L'année suivante, il en fut comme avait dit la bruyère. Les petits hêtres, les petits chênes moururent jusqu'au dernier. Et alors vint un temps bien triste pour la forêt. La bruyère, gagnant toujours du terrain, supplantait partout anémones et violettes. Les jeunes arbres ne poussaient plus, les arbrisseaux desséchaient, la cime des futaies se dénudait ; c'était une désolation.
"Il ne fait plus bon dans cette forêt ! dit le rossignol. M'est avis que je ferais bien de bâtir ailleurs.
- Il n'y a plus d'arbre habitable ! dit la corneille.
- La terre est ici devenue si rare, remarqua le renard, qu'on ne peut s'y creuser un terrier confortable.
Tout le monde abandonna successivement la forêt.
La forêt était désespérée. Le hêtre tendait vers le ciel ses branches suppliantes ; le chêne tendait les siennes dans un désespoir silencieux.
"Chante donc encore un peu ta chanson ! dit la bruyère.
- Je l'ai oubliée, répondit tristement la forêt. Mes fleurs sont fanées, mes oiseaux envolés.
- Très bien ! C'est donc à moi de chanter la mienne ! dit la bruyère.
Et elle chanta :
Que ma chanson gaiement résonne !
Lorsque se lève le soleil,
J'ai, moi, l'éclat du feu vermeil :
La forêt est à son automne.
Sauvage, avec son frais bonnet,
Ma fleur ondule à la lumière ;
Entre mes branches, sur la terre,
Glisse la couleuvre et l'orvet.
Les vanneaux et les alouettes
Chantent pour moi leur plus doux chant,
Et le logis du paysan
S'égaie et rit de mes fleurettes.
A mesure que passaient les années, l'aspect de notre forêt devenait plus piteux.
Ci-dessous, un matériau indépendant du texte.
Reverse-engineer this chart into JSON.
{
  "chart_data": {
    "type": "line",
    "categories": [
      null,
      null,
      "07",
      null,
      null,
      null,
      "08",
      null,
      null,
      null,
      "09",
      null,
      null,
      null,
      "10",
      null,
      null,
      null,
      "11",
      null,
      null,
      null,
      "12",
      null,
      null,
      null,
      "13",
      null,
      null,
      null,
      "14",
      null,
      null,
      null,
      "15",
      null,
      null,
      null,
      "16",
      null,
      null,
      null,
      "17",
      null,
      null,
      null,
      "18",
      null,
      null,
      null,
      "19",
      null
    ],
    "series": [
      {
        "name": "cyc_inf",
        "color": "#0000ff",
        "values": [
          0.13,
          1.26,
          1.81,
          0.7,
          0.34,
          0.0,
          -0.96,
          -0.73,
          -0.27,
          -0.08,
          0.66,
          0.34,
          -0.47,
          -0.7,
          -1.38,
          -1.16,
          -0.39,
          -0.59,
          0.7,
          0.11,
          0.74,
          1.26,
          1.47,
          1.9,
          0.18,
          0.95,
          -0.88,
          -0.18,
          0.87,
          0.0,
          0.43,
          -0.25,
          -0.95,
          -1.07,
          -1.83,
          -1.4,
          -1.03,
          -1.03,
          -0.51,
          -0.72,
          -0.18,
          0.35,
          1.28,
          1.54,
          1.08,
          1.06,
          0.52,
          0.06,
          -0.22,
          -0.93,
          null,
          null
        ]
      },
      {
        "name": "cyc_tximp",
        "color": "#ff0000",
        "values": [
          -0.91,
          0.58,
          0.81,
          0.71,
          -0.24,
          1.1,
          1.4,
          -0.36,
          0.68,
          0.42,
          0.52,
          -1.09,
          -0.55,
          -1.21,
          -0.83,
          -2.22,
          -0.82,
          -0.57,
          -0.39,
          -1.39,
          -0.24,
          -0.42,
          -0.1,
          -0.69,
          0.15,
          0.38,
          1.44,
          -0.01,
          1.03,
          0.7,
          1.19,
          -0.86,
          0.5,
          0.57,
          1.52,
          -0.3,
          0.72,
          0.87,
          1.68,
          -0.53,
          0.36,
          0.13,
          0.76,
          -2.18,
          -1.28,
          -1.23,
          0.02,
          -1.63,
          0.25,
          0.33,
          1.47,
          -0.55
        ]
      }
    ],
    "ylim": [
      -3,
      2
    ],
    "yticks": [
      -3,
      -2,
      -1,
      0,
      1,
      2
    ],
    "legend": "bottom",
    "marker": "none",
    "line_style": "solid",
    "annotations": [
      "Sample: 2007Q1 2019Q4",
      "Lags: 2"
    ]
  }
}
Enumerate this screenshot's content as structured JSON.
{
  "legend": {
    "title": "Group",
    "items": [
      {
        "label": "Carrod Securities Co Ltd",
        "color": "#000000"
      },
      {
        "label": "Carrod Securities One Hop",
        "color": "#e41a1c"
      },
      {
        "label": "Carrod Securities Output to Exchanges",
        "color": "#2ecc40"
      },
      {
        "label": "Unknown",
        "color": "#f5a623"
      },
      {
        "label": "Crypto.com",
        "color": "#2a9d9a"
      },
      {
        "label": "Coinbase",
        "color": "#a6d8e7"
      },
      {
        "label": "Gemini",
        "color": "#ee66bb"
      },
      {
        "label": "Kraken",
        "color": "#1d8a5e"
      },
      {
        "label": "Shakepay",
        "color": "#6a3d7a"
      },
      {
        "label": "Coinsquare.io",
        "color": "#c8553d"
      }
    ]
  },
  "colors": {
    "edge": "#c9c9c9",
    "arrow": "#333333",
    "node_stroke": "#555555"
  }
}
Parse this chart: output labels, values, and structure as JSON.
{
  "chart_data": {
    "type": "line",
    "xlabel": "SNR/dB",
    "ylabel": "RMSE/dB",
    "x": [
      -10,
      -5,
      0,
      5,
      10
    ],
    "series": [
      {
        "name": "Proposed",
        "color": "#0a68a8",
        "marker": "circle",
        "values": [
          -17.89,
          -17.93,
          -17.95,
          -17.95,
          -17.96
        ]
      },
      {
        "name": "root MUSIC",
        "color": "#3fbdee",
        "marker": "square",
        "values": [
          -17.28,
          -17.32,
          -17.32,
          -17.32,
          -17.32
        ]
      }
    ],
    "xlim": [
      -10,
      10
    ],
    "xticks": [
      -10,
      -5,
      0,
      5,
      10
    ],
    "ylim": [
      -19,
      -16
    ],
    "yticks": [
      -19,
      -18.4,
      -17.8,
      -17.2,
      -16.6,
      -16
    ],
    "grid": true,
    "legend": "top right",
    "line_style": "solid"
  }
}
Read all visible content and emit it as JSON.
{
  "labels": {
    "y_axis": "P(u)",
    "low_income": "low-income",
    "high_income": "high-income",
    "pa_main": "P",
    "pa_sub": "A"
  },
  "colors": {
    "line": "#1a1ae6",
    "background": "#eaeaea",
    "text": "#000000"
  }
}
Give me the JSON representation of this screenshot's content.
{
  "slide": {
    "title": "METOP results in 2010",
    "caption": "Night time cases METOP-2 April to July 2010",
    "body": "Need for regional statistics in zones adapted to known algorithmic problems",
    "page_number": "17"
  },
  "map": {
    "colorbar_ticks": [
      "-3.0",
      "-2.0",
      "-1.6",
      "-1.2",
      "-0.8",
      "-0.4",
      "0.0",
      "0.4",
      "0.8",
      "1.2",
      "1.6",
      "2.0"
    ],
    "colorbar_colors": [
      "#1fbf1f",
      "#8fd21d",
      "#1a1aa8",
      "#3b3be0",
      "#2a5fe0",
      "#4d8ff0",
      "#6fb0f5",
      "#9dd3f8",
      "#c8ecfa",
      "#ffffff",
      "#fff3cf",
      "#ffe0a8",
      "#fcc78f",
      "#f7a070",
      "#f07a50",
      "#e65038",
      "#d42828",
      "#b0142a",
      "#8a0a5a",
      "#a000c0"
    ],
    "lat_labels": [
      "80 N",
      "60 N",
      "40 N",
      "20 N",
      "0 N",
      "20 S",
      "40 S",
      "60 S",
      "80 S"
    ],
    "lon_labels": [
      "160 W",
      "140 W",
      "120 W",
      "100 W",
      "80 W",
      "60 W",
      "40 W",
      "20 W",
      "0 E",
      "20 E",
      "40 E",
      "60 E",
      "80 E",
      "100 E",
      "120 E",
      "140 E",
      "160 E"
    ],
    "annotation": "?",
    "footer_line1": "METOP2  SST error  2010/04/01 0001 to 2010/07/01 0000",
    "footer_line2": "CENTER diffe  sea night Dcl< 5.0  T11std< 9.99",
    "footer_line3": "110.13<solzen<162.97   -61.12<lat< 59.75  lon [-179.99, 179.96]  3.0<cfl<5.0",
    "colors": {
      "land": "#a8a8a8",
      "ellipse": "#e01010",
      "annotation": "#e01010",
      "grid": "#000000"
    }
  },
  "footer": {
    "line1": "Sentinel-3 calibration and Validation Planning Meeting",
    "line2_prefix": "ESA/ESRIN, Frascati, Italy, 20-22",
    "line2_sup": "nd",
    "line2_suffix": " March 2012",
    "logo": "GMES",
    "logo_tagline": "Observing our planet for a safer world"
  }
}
La bruyère avançait, avançait toujours ; elle atteignit bientôt l'autre bout de la forêt.
Les grands arbres dépérissaient et étaient jetés à terre dès que la tempête leur livrait assaut ; ils gisaient sur le sol, pourrissaient, et la bruyère croissait sur eux. Il ne restait plus guère qu'une demi-douzaine des plus anciens et des plus beaux, mais ils étaient tous crevassés et dépouillés à leur cime.
"Mon temps est fini ! Il me faut mourir ! dit la forêt.
Mais les hommes commencèrent à s'émouvoir des progrès que faisait la bruyère.
"Où prendrai-je maintenant du bois pour mon atelier ? dit le menuisier.
- Moi, des fagots pour mettre sous ma marmite ? dit sa femme.
- Moi, des bûches pour me chauffer l'hiver ? dit le vieillard.
- Où pourrais-je aller me promener ? dit le jouvenceau, si la forêt ne m'offre plus de jolis sentiers parfumés ?"
Après avoir un peu considéré les pauvres vieux arbres, voyant qu'ils étaient perdus sans ressources, les hommes, avec des pioches et des bêches, s'en furent sur les coteaux où commençait la bruyère.
"Vous feriez bien de ne pas vous mettre en peine, dit celle-ci. Il n'y a pas moyen de fouiller le sol où je crois.
- Ce n'est que trop vrai ;" soupira la forêt ; mais elle était si affaiblie que nul ne put entendre ce qu'elle disait.
D'ailleurs, les hommes, sans s'inquiéter de rien, piochèrent, piochèrent tant qu'ils vinrent à bout de creuser la noire surface de la lande. Et, dans les trous qu'ils avaient faits, ils portèrent de la terre et de l'engrais, et plantèrent de petits arbres qu'ils soignèrent le mieux qu'ils purent.
D'année en année les petits arbres vinrent à grandir.
Ils faisaient comme de larges taches vertes au milieu de la lande sombre, et, après quelque temps, vint un petit oiseau qui choisit l'un d'eux pour bâtir son nid.
"Hurrah ! crièrent les hommes ! voici que, de nouveau, nous avons une forêt !
- Contre les hommes il n'y a rien à faire dit la bruyère. Je n'y puis rien ; allons-nous-en donc plus loin."
De la vieille forêt ne subsistait plus qu'un arbre avec une unique branche verte à sa cime.
Un petit oiseau vint s'y poser, et lui parla de la forêt nouvelle qui croissait sur le coteau?
"Grâces soient rendues à Dieu ! dit la vieille forêt. L'office que l'on ne peut plus faire, il faut le léguer à ses descendants. Puissent-ils être capables de le remplir ! Mais ils me semblent bien chétifs.
- Et toi aussi, tu fus frêle naguère !" dit l'oiseau.
La vieille forêt ne répliqua rien, car elle mourut à l'instant même, et, naturellement, l'histoire finit avec elle.